Starting on Monday, 15th October, Napo will be balloting our NPS members on a new probation pay system. Although Treasury rules dictate that this offer only applies directly to NPS staff – and therefore only NPS staff can be vote on the offer – Napo thinks its implementation would have a huge and almost immediate impact on CRCs.
There is a recruitment and retention crisis across probation as a result of the failed TR revolution. The NPS is running huge recruitment drives across PSO, PO and SPO grades, having horribly under-estimated staffing requirements. Meanwhile, CRCs are also desperately seeking experienced staff following critical Inspection Reports, after initially cutting staff to save money after the MoJ had over-estimated how much income they’d get from the original TR contracts. This means there is competition for staff at local and national level. However, until now this competition has been reasonably constrained by a number of factors, including:
Implementing this award will loosens these constraints considerably.
The biggest constraint has been staff on both sides of the local divide still being paid roughly the same pay. Put simply, there has been no financial incentive to jump from NPS to CRCs. If CRCs don’t at least match higher band maxima and faster pay progression then they’ll lose staff to the NPS.
Movement has also been constrained by NPS ‘rules’ generally not allowing staff to start above their band minima, regardless of the member’s pay in the CRC. With faster progression being supported in the new NPS system, staff could be tempted to take a short term hit if, within a year or two, they would progress to more than they’re currently paid and then some.

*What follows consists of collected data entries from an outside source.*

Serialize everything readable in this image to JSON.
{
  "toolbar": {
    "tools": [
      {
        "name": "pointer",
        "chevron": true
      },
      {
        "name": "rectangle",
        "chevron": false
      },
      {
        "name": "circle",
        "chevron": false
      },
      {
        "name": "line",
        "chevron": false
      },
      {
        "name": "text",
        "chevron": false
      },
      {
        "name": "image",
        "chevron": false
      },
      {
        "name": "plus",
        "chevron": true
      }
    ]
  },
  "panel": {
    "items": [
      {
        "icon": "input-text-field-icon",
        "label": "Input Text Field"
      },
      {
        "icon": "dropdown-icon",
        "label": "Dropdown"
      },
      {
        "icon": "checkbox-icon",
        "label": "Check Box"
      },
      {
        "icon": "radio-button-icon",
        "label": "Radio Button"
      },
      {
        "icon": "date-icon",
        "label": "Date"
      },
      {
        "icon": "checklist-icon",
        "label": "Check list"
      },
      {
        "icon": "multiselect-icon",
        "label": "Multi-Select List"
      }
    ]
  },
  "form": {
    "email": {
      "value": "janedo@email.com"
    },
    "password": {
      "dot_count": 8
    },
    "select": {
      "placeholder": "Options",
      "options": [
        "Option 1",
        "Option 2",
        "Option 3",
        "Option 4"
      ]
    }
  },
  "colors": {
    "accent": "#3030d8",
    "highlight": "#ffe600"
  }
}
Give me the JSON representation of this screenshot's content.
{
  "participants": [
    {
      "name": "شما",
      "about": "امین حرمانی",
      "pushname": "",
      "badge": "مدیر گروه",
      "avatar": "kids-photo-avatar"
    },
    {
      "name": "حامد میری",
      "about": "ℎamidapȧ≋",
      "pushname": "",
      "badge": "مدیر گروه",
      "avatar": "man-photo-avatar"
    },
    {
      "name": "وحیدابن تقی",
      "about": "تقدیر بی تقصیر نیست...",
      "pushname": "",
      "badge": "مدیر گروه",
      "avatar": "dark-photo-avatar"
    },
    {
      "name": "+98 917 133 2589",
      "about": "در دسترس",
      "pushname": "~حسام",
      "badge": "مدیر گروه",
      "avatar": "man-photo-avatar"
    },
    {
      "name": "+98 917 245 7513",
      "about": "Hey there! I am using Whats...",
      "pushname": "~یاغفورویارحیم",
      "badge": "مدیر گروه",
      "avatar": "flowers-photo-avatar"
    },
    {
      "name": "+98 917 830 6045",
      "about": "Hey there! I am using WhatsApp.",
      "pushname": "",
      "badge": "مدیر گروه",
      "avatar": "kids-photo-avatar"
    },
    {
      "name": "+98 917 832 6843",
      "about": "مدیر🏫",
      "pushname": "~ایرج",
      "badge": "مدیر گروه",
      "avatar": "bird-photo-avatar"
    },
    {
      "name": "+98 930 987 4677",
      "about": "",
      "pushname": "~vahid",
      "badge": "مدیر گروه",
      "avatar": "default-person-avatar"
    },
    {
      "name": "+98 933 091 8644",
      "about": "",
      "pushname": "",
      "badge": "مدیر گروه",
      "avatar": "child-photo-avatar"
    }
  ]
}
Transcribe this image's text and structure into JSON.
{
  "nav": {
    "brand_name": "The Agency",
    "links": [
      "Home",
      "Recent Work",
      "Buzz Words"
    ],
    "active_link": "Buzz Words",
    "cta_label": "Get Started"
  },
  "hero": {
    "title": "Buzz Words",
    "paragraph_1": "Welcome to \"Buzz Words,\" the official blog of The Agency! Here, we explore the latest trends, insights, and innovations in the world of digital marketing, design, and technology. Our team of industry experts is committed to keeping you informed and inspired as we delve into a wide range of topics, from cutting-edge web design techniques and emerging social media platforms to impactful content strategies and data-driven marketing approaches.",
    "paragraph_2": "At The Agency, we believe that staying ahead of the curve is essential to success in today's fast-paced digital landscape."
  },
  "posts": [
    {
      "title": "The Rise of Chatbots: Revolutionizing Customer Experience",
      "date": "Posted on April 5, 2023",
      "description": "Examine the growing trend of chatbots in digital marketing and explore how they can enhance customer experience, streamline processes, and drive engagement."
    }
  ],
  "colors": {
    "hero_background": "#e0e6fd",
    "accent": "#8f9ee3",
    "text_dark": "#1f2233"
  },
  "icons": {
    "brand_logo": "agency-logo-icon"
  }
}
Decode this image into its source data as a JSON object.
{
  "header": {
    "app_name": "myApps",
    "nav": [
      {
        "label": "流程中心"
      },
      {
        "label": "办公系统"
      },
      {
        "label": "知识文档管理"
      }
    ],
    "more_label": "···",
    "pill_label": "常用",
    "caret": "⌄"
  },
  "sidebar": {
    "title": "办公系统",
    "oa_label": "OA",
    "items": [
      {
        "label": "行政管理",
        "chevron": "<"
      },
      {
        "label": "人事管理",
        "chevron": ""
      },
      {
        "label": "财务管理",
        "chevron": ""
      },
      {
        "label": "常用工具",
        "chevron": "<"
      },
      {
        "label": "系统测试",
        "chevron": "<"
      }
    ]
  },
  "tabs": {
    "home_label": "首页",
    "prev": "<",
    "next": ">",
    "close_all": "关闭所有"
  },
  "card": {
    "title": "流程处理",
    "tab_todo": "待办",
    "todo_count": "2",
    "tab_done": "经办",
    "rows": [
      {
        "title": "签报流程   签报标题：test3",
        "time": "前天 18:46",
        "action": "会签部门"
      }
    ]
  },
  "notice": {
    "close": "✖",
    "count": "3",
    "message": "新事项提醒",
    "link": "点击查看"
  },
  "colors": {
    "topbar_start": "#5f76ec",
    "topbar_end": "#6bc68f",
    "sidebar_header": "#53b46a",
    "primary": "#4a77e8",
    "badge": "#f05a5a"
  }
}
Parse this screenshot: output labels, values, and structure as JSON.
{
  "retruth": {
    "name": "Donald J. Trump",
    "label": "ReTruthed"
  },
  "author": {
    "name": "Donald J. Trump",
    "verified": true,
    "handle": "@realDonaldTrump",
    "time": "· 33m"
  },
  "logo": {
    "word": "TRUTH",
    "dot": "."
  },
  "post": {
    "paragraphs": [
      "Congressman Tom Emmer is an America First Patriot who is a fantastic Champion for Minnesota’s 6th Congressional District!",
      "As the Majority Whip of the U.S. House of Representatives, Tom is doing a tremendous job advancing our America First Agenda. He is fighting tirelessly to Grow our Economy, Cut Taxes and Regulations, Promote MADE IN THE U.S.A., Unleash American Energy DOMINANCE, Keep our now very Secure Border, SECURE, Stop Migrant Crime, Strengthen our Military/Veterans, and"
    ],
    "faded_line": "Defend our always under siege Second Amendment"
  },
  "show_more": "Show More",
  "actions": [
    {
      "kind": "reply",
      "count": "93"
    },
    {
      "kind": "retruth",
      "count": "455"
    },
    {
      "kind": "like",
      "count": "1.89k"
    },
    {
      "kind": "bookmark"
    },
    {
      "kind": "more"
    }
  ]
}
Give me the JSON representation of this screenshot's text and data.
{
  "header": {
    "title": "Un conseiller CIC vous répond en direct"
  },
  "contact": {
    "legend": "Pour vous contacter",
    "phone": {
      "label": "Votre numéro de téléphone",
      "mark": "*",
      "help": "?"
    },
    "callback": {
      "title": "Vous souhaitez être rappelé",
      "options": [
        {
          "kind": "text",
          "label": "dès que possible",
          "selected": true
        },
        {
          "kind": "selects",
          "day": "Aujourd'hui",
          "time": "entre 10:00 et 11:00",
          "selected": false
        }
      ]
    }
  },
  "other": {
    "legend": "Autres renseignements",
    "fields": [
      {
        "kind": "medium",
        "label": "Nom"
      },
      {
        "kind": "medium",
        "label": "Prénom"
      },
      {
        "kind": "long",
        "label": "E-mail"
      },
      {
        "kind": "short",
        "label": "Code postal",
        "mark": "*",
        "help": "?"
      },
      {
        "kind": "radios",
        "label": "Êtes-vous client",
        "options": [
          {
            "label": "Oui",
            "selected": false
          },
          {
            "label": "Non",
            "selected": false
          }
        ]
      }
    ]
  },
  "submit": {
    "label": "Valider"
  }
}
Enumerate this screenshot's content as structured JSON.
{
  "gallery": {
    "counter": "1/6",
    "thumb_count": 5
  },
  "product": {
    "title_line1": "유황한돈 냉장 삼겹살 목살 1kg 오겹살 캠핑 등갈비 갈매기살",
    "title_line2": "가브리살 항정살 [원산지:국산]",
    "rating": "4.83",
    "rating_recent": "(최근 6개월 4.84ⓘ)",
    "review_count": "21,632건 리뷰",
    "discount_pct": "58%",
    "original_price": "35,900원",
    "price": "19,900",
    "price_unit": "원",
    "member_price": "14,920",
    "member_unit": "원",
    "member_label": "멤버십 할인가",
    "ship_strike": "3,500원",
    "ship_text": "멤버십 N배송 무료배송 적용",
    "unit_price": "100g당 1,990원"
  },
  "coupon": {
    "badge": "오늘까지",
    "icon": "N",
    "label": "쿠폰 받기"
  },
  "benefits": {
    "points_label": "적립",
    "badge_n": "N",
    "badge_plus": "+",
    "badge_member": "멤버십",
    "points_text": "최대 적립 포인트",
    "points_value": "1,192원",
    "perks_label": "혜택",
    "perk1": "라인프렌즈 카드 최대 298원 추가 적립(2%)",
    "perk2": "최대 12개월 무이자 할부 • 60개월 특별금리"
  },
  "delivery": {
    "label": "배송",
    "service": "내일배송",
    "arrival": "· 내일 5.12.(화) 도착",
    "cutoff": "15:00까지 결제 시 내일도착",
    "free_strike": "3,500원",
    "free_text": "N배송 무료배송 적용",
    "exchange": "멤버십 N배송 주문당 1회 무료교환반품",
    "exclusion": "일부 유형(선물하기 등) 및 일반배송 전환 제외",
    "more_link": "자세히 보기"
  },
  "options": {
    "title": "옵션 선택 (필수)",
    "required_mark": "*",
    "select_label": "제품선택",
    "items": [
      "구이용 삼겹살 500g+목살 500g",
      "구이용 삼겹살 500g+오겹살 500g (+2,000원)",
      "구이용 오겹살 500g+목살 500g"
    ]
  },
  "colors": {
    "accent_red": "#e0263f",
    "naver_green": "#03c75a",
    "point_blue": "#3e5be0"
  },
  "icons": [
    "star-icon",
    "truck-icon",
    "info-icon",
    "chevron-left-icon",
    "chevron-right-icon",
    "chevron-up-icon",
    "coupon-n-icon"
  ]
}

The Government’s consultation on the future structure of the probation service recommended a new unified set of professional standards covering all offender managers. This has arisen as a result of criticism from Probation Inspections and the Justice Select Committee. This pay offer re-enforces this direction of travel by tying pay progression to professional competencies – these will be developed with unions between now and 2020.
If CRCs will be held to these same standards in any version of the current or future CRC contracts. Any CRC trying to avoid this will be telling their own staff they are 2nd class professionals. Napo’s believe is that some CRCs at least are committed to better than this.
CRCs certainly can’t expect to keep staff if the NPS improves its game on training and support, as is inevitable if the CBPPF is to work. Nor can CRCs justify fast-track promotions for PSOs willing to take on some duties usually reserved qualified POs without being able to demonstrate these staff have the skills and competencies set out in the CBPPF and the aligned professional standards will bring. Try it and the wrath of inspectors will come crashing down on CRCs as soon as anything goes wrong.
Avoiding these pitfalls requires additional CRC investment in pay as well as better training, development, appraisal frameworks being developed in partnership with unions. If they ignore this reality they will lose the new competition for staff. If MoJ ignore this reality, they’ll condemn the CRCs to continued operational failures.
Napo’s national pay claims were very specific about expecting the outcome of any NPS deal to be factored into contractual re-negotiations with the CRCs. Given that the NPS pay reform could come in the middle of the on-going contract re-negotiations, aimed at sustaining current contracts to at least 2020 there can be no excuse for Government and CRCs not addressing Pay Unity immediately as part of their on-going negotiations.
Some CRCs are in on-going pay negotiations with local probation trade unions about pay awards. Now the ballot period is open in the NPS, we will be fully briefing CRC owners on the NPS deal and insisting that they match the NPS offer. This will include offering to support efforts to lobby Government for the resources to do so whilst recognising this needs to be done in a reasonable timeframe. As contract renegotiations are on-going there is no excuse for not asking for the money now.
We will also be looking to involve members in this lobbying. As Napo take this campaign to Ministers, the Justice Select Committee, MPs, CRC Boards and shareholders, etc we will also be supporting all members in lobbying their MPs demanding Pay Unity across probation.